Mr. Zambito’s claims before the Charbonneau Commission, which is probing corruption and collusion in the construction industry, reverberated as far as Ottawa because Mr. Abdallah’s name had surfaced as Prime Minister Stephen Harper’s preferred candidate to head the Port of Montreal.

A Globe and Mail investigation found that in 2007, one of Harper's aides, press secretary Dimitri Soudas, had suggested Mr. Abdallah for the port job.

The Port authority resisted his candidacy and ended up choosing someone else.

Asked about the issue on Thursday, Mr. Abdallah said he met Mr. Soudas once or twice at the time but “we never talked about the Port of Montreal.”

Mr. Abdallah said he applied for the port job directly.

“I met the board. They chose somebody else. For me, that’s the end of the question. If somebody made some pressure, you have to ask the Prime Minister why.”

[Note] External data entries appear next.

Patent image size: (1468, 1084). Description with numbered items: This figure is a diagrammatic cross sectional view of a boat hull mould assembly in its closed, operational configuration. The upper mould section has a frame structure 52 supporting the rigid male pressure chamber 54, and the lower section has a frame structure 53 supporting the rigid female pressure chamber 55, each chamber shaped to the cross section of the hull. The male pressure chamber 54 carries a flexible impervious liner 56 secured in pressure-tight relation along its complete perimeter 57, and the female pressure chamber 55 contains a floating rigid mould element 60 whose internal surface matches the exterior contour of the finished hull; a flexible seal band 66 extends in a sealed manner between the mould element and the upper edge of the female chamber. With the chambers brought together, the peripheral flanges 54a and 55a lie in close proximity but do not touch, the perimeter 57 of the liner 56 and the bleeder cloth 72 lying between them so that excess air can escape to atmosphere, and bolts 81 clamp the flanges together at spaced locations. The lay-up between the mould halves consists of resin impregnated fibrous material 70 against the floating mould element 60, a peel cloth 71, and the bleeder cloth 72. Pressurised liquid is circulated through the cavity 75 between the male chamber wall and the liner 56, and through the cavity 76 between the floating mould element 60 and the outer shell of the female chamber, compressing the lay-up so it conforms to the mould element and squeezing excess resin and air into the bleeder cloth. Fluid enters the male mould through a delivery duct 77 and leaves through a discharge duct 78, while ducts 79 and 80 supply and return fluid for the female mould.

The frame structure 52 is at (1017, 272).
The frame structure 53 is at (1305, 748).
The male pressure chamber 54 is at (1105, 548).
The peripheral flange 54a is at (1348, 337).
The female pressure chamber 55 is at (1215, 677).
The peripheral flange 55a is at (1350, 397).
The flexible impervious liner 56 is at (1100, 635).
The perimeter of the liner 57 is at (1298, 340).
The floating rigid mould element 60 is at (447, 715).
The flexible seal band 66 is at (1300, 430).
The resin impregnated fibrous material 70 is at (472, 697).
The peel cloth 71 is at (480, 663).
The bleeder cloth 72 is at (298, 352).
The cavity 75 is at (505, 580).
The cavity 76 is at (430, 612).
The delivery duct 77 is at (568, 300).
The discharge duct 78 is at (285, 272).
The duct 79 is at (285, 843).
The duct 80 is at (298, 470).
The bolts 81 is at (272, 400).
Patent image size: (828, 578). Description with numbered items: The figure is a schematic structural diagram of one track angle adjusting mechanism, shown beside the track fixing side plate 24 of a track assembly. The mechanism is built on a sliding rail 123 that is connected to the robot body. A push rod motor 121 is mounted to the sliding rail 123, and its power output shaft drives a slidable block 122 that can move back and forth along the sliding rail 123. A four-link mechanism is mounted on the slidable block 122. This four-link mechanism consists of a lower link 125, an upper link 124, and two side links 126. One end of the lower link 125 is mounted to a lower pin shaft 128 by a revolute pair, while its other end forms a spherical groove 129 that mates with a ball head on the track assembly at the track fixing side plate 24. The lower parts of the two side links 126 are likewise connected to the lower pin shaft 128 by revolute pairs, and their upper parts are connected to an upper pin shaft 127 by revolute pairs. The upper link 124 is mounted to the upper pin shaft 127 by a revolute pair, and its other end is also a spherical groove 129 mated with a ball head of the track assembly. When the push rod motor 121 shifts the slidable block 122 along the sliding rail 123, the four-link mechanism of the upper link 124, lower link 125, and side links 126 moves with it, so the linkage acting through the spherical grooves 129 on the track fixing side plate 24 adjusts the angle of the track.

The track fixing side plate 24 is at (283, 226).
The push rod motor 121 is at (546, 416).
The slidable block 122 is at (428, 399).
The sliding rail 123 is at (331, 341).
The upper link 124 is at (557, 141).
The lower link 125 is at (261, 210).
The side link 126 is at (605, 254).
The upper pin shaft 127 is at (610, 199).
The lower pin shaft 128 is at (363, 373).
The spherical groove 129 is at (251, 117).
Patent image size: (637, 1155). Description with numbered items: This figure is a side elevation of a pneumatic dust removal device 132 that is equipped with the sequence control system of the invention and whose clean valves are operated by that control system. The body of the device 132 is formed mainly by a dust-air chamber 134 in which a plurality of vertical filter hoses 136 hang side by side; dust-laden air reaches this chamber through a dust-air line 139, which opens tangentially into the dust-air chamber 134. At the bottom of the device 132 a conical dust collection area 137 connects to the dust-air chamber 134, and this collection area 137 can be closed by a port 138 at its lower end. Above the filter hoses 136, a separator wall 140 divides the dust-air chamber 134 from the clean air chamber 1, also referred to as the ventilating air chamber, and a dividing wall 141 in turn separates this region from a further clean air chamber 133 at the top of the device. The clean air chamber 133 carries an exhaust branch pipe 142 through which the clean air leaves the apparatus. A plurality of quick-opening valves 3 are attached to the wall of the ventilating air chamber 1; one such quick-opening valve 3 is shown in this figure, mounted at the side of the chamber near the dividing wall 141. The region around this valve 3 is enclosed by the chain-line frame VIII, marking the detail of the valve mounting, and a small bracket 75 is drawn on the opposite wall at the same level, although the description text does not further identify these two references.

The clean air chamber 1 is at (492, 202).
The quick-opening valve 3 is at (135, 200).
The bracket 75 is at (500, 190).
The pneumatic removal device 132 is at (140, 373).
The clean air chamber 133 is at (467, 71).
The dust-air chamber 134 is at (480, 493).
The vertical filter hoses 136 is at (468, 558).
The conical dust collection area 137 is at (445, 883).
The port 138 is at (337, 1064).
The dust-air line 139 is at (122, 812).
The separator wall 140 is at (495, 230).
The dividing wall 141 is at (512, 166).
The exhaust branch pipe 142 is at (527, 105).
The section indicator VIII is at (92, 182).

Mr. Abdallah said Mr. Zambito’s claims before the Charbonneau Commission were based on hearsay, and he provided extensive paperwork, obtained from the City of Montreal, in an attempt to clear himself of wrongdoing.

Mr. Zambito testified that engineers contracted by the city forced him in 2005 to use sewer pipes supplied by a company named Tremca. He said the company was favoured by Mr. Abdallah, who would pocket the $300,000 difference that the pipes would cost.

Mr. Abdallah said it was not true, adding, “I will allow no one to put my integrity in doubt.”